Periodic Reranking for Online Matching of Reusable Resources

TL;DR

This paper introduces a novel online matching algorithm for reusable resources with unit inventory, achieving a competitive ratio of 0.589, surpassing the traditional greedy approach's ratio of 0.5.

Contribution

The paper presents the first algorithm with a provable competitive ratio better than 0.5 for online matching with reusable resources and unit inventory.

Findings

Achieves a competitive ratio of 0.589 against an LP relaxation.

First to improve upon the greedy approach for this problem setting.
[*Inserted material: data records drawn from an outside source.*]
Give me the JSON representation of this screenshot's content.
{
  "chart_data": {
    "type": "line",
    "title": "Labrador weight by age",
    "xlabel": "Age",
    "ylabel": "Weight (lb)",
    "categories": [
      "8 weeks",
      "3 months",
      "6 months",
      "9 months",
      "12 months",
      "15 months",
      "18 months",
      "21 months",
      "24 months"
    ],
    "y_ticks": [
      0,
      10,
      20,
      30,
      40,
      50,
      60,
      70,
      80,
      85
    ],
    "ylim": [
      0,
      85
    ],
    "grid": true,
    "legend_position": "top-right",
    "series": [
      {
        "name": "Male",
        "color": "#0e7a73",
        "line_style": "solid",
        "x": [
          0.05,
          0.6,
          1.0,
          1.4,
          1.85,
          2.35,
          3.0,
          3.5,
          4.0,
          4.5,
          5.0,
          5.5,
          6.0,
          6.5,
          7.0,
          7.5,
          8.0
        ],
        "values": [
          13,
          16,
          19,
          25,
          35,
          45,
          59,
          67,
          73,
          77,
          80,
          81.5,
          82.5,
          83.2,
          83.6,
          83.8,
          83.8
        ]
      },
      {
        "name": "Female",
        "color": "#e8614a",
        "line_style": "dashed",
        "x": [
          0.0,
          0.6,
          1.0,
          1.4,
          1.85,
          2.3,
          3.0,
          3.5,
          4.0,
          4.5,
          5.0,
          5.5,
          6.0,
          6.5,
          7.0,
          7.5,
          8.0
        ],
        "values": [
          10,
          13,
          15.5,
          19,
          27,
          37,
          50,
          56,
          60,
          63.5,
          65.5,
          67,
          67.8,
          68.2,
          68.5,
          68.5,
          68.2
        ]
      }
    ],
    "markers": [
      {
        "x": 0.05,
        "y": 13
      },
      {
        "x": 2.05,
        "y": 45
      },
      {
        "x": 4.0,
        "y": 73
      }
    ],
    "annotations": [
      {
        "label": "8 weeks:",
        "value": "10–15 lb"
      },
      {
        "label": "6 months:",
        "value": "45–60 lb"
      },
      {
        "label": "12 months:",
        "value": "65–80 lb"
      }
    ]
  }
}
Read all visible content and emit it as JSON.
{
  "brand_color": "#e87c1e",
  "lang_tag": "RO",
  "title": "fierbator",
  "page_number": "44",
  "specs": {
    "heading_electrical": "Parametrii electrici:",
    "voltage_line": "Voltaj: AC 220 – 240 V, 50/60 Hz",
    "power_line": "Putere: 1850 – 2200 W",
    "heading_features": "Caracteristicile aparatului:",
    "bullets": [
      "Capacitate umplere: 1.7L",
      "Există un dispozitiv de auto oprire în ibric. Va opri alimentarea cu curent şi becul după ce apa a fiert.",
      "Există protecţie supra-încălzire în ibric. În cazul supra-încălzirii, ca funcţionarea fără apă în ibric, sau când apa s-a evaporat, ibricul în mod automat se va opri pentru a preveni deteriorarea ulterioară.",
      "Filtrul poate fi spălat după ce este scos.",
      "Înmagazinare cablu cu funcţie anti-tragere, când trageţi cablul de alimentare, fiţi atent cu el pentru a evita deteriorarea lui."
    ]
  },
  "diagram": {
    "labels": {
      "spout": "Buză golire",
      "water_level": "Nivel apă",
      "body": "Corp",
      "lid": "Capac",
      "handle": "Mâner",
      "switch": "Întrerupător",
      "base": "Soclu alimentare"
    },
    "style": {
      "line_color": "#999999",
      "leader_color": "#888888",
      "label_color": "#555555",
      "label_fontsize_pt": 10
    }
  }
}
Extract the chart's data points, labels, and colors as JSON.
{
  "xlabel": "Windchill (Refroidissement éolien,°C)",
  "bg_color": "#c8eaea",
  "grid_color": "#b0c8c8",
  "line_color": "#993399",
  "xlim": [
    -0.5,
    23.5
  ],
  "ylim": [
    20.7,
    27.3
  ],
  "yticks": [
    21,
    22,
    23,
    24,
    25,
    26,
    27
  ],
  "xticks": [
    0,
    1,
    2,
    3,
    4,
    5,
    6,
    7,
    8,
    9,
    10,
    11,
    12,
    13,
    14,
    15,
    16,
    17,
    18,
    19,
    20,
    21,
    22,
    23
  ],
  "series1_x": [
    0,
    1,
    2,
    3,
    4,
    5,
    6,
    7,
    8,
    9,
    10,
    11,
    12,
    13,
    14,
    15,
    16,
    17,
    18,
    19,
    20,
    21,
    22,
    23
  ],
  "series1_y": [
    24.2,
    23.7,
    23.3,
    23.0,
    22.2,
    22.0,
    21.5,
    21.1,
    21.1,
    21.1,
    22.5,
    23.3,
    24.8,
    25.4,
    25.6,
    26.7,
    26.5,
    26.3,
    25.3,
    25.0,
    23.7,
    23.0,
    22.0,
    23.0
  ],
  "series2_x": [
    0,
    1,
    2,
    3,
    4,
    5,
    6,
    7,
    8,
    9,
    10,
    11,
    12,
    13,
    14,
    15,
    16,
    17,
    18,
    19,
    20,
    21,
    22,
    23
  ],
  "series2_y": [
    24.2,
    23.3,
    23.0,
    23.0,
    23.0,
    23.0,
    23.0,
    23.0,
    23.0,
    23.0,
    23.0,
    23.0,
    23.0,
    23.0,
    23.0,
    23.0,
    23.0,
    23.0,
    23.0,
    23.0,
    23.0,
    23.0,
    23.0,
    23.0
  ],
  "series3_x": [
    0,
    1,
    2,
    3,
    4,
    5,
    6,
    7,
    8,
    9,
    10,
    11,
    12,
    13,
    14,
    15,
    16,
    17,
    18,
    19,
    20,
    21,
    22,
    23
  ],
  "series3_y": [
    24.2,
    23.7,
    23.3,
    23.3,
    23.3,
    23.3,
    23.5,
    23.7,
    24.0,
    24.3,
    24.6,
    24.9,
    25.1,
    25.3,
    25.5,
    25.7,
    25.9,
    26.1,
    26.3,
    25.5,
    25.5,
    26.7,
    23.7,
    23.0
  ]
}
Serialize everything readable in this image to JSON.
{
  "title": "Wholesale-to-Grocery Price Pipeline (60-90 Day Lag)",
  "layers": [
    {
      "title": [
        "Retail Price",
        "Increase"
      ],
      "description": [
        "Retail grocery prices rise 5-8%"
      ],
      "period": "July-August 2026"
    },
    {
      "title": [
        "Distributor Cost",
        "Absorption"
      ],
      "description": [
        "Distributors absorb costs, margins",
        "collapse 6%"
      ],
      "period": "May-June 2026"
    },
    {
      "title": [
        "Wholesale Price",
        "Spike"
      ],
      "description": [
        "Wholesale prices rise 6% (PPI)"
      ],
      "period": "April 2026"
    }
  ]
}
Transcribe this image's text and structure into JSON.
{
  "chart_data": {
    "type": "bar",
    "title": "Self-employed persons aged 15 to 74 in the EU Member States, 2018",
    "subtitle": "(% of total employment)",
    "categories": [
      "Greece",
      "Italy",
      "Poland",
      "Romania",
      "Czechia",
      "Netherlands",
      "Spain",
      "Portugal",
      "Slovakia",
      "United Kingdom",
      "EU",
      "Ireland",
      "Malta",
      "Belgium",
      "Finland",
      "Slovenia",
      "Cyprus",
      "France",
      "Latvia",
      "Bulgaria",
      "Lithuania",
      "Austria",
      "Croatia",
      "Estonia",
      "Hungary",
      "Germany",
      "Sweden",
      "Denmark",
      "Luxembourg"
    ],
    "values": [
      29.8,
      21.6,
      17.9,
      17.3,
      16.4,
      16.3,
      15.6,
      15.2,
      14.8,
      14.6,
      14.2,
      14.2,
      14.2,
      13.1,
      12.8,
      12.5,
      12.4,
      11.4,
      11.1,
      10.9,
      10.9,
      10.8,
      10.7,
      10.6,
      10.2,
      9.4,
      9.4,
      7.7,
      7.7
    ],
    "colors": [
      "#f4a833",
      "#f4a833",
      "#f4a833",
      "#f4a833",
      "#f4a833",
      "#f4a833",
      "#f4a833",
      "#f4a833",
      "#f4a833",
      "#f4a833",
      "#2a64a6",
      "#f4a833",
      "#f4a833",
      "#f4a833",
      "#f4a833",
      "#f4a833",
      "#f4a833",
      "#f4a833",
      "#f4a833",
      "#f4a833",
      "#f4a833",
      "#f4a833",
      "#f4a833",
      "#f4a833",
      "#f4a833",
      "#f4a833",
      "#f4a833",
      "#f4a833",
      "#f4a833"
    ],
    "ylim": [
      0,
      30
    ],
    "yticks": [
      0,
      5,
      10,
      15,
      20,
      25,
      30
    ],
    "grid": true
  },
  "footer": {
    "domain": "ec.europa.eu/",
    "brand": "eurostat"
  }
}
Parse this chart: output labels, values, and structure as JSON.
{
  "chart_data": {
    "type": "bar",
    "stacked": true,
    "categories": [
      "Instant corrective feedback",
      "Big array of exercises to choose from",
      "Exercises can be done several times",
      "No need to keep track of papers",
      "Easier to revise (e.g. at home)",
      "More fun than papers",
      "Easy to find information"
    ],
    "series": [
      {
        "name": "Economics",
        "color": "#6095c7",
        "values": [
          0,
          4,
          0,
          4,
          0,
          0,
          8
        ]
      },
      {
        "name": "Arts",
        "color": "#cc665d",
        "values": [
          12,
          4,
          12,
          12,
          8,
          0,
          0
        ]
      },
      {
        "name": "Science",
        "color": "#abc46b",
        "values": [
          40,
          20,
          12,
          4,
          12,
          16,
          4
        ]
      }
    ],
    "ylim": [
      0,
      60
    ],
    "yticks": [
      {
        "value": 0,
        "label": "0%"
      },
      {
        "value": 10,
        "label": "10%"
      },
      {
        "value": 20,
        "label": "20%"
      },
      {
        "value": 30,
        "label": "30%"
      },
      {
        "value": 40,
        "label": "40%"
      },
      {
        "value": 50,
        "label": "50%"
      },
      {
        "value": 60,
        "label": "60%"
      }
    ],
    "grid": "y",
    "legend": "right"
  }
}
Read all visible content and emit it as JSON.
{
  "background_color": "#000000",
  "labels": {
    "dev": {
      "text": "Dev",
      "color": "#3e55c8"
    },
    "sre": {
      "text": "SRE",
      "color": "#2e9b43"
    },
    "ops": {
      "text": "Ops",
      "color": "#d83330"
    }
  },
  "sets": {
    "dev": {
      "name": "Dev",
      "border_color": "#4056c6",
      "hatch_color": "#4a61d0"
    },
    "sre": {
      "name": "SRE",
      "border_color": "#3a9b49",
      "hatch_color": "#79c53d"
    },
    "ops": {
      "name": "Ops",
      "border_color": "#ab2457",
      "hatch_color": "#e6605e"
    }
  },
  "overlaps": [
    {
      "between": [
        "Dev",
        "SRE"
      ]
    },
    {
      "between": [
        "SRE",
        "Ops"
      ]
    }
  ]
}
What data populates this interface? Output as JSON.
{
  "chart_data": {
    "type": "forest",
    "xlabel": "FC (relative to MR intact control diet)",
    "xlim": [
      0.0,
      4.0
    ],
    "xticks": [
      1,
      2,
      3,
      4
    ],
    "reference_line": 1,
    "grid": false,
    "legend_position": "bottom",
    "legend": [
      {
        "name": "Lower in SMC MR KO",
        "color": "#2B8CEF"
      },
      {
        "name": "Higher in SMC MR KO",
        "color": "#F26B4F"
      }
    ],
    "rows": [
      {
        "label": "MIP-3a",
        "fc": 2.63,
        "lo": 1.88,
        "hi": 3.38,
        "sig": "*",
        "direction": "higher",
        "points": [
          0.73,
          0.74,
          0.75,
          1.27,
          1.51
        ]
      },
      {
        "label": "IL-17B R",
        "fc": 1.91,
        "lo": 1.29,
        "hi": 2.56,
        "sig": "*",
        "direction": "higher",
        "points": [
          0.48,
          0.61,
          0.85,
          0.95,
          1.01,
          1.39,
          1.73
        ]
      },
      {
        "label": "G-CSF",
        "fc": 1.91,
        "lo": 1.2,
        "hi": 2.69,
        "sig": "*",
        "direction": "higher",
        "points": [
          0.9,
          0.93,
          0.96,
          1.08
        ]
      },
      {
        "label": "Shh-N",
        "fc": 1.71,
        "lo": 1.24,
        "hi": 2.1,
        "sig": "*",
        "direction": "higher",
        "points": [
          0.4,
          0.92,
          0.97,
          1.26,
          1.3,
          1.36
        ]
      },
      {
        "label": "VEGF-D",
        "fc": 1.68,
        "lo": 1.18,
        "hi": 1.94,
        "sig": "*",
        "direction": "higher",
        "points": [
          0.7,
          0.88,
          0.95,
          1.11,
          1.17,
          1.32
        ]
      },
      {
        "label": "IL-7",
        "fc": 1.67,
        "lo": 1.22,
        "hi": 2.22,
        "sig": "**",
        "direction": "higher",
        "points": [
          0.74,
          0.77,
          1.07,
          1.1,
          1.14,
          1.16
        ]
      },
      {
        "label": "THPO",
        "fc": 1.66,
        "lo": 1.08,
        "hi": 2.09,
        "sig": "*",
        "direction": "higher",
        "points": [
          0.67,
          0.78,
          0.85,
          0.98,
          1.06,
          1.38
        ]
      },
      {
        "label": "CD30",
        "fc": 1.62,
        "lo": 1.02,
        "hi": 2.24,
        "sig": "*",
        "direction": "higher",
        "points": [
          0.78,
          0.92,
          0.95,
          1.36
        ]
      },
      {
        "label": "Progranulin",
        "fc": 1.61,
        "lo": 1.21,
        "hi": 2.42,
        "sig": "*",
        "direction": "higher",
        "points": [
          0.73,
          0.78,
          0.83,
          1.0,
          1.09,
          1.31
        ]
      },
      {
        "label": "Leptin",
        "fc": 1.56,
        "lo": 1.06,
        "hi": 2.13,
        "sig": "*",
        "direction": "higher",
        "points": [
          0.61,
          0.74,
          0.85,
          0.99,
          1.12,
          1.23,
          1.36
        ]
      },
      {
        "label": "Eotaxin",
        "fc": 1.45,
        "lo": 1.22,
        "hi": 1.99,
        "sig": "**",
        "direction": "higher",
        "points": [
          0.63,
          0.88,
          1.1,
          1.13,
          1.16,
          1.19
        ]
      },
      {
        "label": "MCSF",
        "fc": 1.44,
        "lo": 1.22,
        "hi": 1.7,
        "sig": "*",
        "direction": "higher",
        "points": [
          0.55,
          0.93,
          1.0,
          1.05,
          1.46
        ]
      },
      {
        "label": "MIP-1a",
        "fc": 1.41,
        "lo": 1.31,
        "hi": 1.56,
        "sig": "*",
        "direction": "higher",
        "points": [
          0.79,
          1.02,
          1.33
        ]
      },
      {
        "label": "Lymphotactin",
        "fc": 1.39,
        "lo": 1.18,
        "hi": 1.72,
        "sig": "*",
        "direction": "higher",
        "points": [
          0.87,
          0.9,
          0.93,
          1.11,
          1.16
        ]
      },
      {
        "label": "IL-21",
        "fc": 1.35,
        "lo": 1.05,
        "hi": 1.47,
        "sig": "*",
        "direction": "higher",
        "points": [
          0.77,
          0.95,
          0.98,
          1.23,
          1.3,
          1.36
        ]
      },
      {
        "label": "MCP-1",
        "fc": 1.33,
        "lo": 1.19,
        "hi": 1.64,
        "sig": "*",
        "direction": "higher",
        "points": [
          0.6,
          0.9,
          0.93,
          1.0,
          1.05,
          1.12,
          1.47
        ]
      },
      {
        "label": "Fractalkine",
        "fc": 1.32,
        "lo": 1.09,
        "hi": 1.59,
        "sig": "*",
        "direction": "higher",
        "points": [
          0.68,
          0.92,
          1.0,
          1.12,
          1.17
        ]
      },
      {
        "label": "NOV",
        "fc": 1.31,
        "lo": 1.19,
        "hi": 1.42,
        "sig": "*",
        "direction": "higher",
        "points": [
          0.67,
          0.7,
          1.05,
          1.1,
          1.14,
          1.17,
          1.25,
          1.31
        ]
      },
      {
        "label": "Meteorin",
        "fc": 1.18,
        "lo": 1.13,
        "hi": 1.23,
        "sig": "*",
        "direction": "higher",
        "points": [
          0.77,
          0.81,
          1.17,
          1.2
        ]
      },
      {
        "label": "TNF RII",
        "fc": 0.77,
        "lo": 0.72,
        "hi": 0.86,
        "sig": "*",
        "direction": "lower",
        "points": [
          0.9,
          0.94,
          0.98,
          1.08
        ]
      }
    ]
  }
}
Addresses the general case of unit inventory resources in online matching.

Abstract

We consider a generalization of the vertex weighted online bipartite matching problem where the offline vertices, called resources, are reusable. In particular, when a resource is matched it is unavailable for a deterministic time duration $d$ after which it becomes available for a re-match. Thus, a resource can be matched to many different online vertices over a period of time. While recent work on the problem has resolved the asymptotic case where we have large starting inventory (i.e., many copies) of every resource, we consider the (more general) case of unit inventory and give the first algorithm that is provably better than the na\"ive greedy approach which has a competitive ratio of (exactly) 0.5. In particular, we achieve a competitive ratio of 0.589 against an LP relaxation of the offline problem.